If President Trump’s goal is to ensure that Jeff Sessions is the only attorney general he will ever have, then his latest tweet tirade makes perfect sense. Otherwise, the president’s call for an attorney general who factors Republican electoral prospects into exercises of prosecutorial discretion is a call for a noxious politicization of the Justice Department.
In August, Representative Duncan Hunter (R., Calif.) was indicted (along with his wife) for allegedly using a quarter-million dollars in campaign funds as a personal piggy bank — lavish family trips, private-school tuition for his children, and, as the New York Times noted, even a $600 airline ticket for a pet rabbit. Two weeks earlier, Representative Chris Collins (R., N.Y.) was indicted for insider trading, a tip on negative developments at a pharmaceutical firm that helped family members avoid hundreds of thousands of dollars in stock losses — about which the congressman allegedly lied to investigators. Besides being Republican members of the House, Hunter and Collins have in common that they were early, vocal supporters of Donald Trump.
Unable to get over his ire at Sessions’s decision to recuse himself from the Russia investigation, yet unwilling to take the political heat that would result from firing him, the president is apparently engaged in an unseemly crusade to provoke the attorney general’s resignation. What he unleashed this past weekend — hitting Sessions for the prosecutions of two Republicans that, Trump complained, endanger GOP control of their seats — was even worse than the usual Twitter rant.
Where to begin? There is Justice Department guidance for the proposition that prosecutors should avoid taking overt action on the eve of an election. It is debatable how wise this guidance may be. After all, refraining for political reasons from moving on a case that is ripe for prosecution is every bit as unsavory as taking rash action that could swing an election. In general, the best course is for prosecutors to take action when a case is ready, consistent with sound law enforcement, and ignore, within reason, the political calendar.
In any event, August, about three months before Election Day, is not the eve of the election. Indeed, the president’s own lawyers have argued that Labor Day, just yesterday, should be seen as the deadline for any new public action by the special counsel.

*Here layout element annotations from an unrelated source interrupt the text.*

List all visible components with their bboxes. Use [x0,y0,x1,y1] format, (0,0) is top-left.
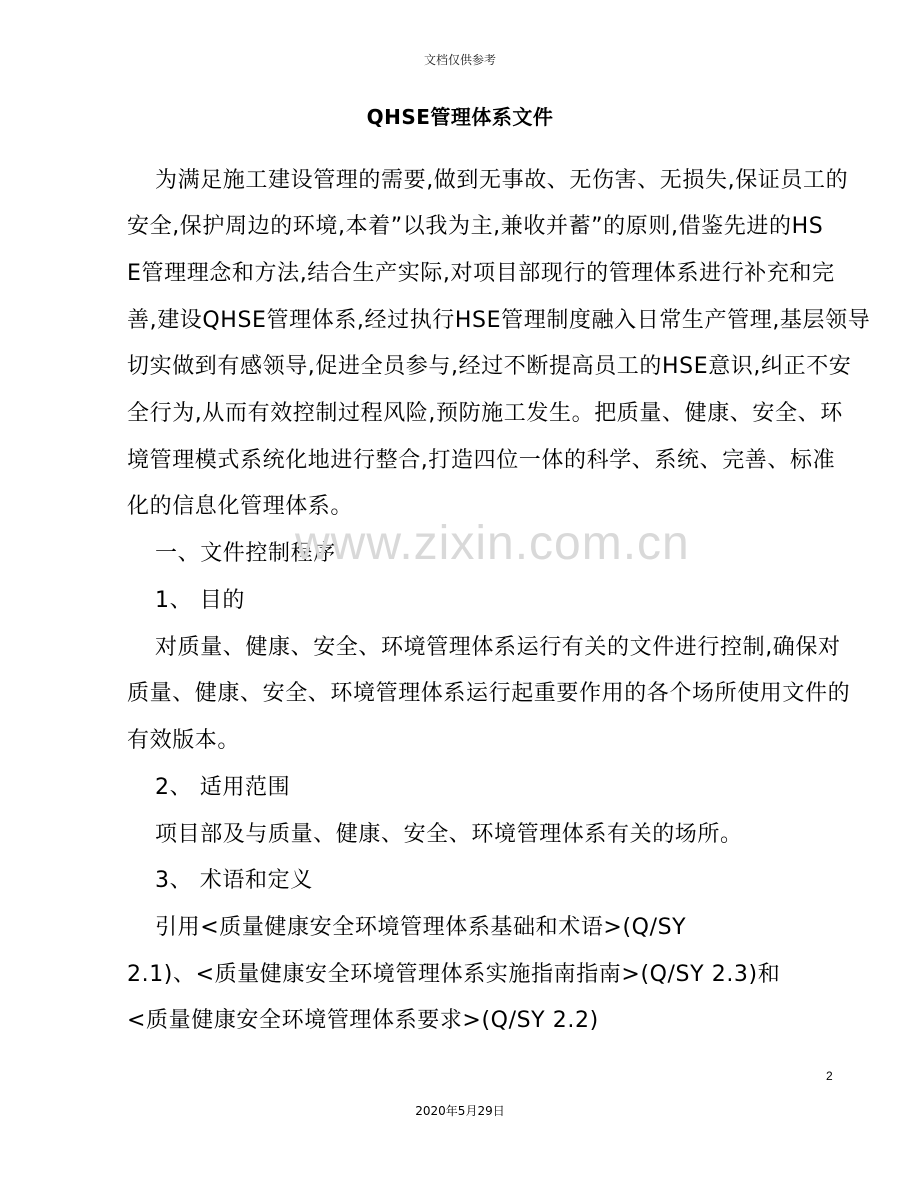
paragraph-line: 全行为,从而有效控制过程风险,预防施工发生。把质量、健康、安全、环 [127,401,843,426]
subsection-heading: 1、 目的 [155,588,245,613]
header-note: 文档仅供参考 [423,53,496,67]
document-title: QHSE管理体系文件 [366,105,554,129]
paragraph-line: 切实做到有感领导,促进全员参与,经过不断提高员工的HSE意识,纠正不安 [127,354,852,379]
subsection-heading: 2、 适用范围 [155,775,291,800]
paragraph-line: 化的信息化管理体系。 [127,494,354,519]
paragraph-line: 为满足施工建设管理的需要,做到无事故、无伤害、无损失,保证员工的 [155,168,849,193]
section-heading: 一、文件控制程序 [155,541,336,566]
paragraph-line: <质量健康安全环境管理体系要求>(Q/SY 2.2) [127,1008,599,1033]
paragraph-line: 引用<质量健康安全环境管理体系基础和术语>(Q/SY [155,915,687,940]
paragraph-line: 境管理模式系统化地进行整合,打造四位一体的科学、系统、完善、标准 [127,448,836,473]
paragraph-line: 有效版本。 [127,728,241,753]
watermark: www.zixin.com.cn [295,517,690,570]
footer-date: 2020年5月29日 [415,1104,505,1118]
paragraph-line: 对质量、健康、安全、环境管理体系运行有关的文件进行控制,确保对 [155,635,841,660]
paragraph-line: 善,建设QHSE管理体系,经过执行HSE管理制度融入日常生产管理,基层领导 [127,308,871,333]
paragraph-line: E管理理念和方法,结合生产实际,对项目部现行的管理体系进行补充和完 [127,261,835,286]
paragraph-line: 项目部及与质量、健康、安全、环境管理体系有关的场所。 [155,822,743,847]
subsection-heading: 3、 术语和定义 [155,868,313,893]
paragraph-line: 质量、健康、安全、环境管理体系运行起重要作用的各个场所使用文件的 [127,681,851,706]
paragraph-line: 2.1)、<质量健康安全环境管理体系实施指南指南>(Q/SY 2.3)和 [127,962,781,987]
paragraph-line: 安全,保护周边的环境,本着”以我为主,兼收并蓄”的原则,借鉴先进的HS [127,214,824,239]
page-number: 2 [826,1069,833,1083]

Trump’s reference to the “Jeff Sessions Justice Department,” as if a president were a disinterested spectator, is particularly lame. Sessions was appointed by the president, and — his recusal notwithstanding — he has aggressively pursued the Trump agenda. Hunter was charged with crimes by Adam Braverman, a career prosecutor named by Sessions in 2017 to serve as U.S. attorney in San Diego while Trump’s nominee awaits confirmation. Collins was charged by Geoffrey Berman, the U.S. attorney in Manhattan, who was appointed by . . . President Trump.
This is hardly a “deep state” conspiracy. If Republicans want the “easy wins” that Trump says will be denied them by the prosecutions, might we suggest better candidates? At the very least, candidates for whom avoiding felony indictment is not too high a bar to clear.
In the meantime, the president’s lack of self-control in commenting on pending investigations and prosecutions continues to harm the Justice Department’s reputation for integrity as safekeeper of the rule of law. It does damage to worthy cases, which can’t help but be seen as potentially driven by political pressure rather than evidence.
Finally, if the president truly wants to be rid of Sessions, with whom does he believe he’ll be able to replace him? The president is making an alarming record that he conceives of an attorney general as a political loyalist guided by Donald Trump’s political needs and whims. Even if the Senate were not so evenly divided, it is difficult to imagine the confirmation of any nominee, however exceptional, in these circumstances.
In short, nothing good can come from Trump’s campaign against his own attorney general, and if he understood the role of the Justice Department — or his own long-term political interest — he’d immediately cease and desist.